The rotor of an electric motor weighs 10 pounds and is 4 inches in diameter. What is the length of time required for the motor speed to increase from 0 to 1800rpm, assuming a constant electrical torque of 20 in-lb and zero external load during this period? Assume the rotor is a homogeneous cylinder.

Homework Equations

The Attempt at a Solution

Moment of inertia (I) of cylinder according to google is $$I=1/2 MR^2 = 1/2*10*2^2=20\\\\\
1800 rpm = \frac{1800}{60} \frac{rotations}{second} * \frac{2\pi rads}{rotation} = 188.5\\\\
20*188.5=20t\\\\
t=188.5$$
The book says the answer is 0.49 seconds. I got 188.5 seconds. Which is correct?

 

[TSny]

0.49 s is correct.

Your overall approach is fine. But you are not giving enough consideration to the units of the various quantities. For example, the rotor weighs 10 pounds. But does M in the formula I = (1/2)MR² represent weight? You should rework the problem plugging in units for each quantity in the calculation. If the units in your calculation do not reduce to seconds when you solve for t, you know you made an error.

 

[haruspex]

0.49 s is correct.

Your overall approach is fine. But you are not giving enough consideration to the units of the various quantities. For example, the rotor weighs 10 pounds. But does M in the formula I = (1/2)MR² represent weight? You should rework the problem plugging in units for each quantity in the calculation. If the units in your calculation do not reduce to seconds when you solve for t, you know you made an error.

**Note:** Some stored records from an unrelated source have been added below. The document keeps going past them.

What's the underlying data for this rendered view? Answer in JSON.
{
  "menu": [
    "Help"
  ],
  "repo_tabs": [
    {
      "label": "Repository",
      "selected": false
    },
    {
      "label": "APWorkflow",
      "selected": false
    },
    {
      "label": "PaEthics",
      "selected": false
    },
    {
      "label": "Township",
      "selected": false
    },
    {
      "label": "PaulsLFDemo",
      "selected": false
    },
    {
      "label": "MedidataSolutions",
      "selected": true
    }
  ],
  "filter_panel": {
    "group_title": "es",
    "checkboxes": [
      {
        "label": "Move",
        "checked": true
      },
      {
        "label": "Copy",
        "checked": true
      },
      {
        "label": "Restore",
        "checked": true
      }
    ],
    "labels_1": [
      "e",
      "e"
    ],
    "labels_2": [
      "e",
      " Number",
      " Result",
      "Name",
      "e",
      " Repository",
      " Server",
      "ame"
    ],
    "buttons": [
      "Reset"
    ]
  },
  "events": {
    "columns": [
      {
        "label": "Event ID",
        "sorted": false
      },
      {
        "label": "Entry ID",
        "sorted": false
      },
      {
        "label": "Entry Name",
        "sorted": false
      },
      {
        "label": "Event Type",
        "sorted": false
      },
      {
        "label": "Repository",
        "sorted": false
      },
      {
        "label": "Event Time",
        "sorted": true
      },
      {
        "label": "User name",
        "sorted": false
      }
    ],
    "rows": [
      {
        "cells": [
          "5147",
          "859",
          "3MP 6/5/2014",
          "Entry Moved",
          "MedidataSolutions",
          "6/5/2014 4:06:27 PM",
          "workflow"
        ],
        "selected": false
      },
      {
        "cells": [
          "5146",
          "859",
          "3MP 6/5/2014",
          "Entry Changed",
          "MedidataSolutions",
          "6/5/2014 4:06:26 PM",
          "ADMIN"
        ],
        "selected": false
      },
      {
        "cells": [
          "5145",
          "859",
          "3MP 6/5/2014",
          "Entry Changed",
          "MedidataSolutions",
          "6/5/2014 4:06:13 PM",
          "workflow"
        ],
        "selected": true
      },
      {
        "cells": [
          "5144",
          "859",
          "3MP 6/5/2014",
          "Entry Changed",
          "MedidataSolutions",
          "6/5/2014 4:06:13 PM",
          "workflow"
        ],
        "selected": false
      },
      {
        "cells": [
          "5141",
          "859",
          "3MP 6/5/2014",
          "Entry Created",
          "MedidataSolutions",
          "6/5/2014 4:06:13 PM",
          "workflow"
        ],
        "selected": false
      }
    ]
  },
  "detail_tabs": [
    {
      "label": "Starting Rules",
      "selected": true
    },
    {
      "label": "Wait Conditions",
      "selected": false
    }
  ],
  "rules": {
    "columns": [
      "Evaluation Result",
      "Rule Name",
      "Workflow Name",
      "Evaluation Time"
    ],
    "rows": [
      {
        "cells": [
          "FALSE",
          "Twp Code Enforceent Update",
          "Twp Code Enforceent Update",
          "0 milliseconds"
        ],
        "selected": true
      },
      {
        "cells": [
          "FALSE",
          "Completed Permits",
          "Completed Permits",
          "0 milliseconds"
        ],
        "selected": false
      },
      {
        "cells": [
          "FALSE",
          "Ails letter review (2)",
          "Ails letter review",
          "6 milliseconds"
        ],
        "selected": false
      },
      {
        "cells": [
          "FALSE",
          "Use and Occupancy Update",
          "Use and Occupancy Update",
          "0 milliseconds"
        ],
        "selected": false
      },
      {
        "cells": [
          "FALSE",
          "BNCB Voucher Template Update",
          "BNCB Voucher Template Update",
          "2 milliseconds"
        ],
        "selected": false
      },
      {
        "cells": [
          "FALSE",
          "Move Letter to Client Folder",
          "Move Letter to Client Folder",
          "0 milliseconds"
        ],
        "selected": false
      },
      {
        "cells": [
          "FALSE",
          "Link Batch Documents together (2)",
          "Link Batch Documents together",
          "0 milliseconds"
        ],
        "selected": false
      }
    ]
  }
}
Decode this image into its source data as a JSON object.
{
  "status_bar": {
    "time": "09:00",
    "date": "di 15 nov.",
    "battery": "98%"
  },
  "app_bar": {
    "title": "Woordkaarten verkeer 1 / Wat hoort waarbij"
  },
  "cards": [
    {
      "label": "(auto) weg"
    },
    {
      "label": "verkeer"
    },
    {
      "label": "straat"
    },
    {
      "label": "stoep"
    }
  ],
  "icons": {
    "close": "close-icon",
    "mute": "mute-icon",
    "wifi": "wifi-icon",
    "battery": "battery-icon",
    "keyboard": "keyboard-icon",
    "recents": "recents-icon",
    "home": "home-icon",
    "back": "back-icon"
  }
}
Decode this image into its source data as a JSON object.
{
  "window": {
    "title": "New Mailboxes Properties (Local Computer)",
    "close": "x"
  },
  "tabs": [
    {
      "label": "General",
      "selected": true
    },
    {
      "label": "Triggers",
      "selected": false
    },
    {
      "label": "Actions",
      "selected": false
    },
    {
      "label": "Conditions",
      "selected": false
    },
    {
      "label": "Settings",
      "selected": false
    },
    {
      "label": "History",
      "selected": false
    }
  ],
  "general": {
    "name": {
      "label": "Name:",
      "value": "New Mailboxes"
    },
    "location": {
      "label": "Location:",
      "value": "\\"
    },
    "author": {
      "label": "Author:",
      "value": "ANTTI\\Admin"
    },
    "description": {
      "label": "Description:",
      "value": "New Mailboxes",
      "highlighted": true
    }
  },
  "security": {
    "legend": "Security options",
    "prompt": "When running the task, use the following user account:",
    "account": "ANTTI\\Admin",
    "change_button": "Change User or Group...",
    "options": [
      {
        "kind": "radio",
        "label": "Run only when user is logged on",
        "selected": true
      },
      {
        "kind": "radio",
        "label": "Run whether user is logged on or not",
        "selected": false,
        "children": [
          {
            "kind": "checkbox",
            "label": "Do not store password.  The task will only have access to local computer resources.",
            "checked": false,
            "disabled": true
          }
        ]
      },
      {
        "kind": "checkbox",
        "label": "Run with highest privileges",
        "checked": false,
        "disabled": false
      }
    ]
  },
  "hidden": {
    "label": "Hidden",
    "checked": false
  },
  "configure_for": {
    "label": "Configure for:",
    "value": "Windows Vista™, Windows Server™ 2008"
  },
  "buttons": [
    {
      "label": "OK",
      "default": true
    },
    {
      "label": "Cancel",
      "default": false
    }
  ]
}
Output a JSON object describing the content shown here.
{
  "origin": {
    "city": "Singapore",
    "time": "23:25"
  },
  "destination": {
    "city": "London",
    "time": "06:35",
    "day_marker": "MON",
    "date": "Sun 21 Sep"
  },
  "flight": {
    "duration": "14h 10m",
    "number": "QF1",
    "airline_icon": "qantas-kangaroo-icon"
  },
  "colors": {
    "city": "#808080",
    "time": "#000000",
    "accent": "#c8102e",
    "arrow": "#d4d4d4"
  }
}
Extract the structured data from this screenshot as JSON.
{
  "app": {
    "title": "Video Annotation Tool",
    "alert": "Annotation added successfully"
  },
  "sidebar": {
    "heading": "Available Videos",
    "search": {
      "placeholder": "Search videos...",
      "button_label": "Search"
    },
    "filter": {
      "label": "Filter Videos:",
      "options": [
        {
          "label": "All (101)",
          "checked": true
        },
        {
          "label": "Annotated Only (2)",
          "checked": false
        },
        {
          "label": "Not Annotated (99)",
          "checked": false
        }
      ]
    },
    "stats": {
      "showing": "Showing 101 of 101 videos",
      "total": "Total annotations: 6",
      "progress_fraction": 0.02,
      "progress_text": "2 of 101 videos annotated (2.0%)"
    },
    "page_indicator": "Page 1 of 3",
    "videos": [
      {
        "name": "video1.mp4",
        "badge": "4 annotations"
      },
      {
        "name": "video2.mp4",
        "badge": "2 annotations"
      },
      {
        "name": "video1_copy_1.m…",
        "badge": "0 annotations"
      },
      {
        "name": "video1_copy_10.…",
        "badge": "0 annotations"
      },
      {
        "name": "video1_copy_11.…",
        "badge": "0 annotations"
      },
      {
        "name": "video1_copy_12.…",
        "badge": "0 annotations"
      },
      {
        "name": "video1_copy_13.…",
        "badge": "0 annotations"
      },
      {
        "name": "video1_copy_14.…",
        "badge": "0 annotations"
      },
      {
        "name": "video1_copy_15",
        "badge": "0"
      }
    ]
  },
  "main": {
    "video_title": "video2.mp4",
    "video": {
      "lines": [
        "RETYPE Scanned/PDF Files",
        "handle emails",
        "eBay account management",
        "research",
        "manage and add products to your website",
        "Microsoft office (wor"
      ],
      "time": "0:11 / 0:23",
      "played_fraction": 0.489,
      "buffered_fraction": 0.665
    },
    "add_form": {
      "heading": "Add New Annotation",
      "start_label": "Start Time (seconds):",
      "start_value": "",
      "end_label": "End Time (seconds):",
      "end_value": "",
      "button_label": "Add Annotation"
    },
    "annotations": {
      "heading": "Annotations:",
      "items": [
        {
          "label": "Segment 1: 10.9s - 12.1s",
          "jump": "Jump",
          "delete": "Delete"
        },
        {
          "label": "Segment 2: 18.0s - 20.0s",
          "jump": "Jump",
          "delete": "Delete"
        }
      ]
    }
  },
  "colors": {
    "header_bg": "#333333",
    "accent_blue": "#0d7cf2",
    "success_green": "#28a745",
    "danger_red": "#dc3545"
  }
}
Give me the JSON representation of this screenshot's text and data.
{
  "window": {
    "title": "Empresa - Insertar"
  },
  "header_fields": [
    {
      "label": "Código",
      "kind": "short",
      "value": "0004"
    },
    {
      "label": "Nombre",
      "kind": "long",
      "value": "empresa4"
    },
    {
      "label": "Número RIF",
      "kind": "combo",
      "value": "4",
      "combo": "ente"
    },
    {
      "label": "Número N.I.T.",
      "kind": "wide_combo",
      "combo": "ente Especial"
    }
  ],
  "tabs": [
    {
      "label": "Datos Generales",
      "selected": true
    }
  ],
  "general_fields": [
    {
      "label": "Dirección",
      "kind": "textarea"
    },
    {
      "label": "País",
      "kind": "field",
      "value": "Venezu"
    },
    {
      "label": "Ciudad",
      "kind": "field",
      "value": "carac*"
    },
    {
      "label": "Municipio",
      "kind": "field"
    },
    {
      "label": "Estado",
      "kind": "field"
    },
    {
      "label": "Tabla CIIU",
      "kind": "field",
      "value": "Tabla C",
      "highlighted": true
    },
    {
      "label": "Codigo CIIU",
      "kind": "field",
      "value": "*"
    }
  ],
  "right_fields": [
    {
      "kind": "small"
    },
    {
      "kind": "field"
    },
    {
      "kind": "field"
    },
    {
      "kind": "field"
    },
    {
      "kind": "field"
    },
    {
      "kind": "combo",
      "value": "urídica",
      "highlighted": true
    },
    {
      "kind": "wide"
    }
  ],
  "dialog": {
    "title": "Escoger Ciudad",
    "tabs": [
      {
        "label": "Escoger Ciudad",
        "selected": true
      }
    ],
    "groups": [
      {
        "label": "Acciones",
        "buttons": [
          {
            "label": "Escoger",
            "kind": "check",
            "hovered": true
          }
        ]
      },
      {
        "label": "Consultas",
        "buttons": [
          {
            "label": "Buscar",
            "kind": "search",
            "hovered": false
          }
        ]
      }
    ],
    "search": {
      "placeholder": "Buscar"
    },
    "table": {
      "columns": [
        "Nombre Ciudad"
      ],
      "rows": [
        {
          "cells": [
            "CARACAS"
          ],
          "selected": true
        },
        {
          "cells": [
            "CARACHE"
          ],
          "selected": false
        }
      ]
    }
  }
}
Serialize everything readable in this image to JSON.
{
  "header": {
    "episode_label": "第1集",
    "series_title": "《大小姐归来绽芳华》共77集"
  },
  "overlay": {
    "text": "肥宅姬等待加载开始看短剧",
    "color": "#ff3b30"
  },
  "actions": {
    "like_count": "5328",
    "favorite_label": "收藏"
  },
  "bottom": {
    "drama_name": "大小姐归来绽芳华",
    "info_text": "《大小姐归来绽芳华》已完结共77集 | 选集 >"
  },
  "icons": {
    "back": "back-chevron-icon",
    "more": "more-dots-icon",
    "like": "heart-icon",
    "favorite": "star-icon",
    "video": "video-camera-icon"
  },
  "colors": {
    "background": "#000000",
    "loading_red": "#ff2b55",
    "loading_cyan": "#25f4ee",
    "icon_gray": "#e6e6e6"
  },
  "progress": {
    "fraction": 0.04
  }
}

A slightly different take on the error... Not sure which is more helpful.

20 in-lb

The lb there does not represent mass. What does it represent?

 

[fahraynk]

I got it. There were 2 problems. They gave me weight but I thought it was mass, so I had to divide by gravity. The other was they gave me torque in inch pounds, I had to convert it to foot pounds. Thank you both.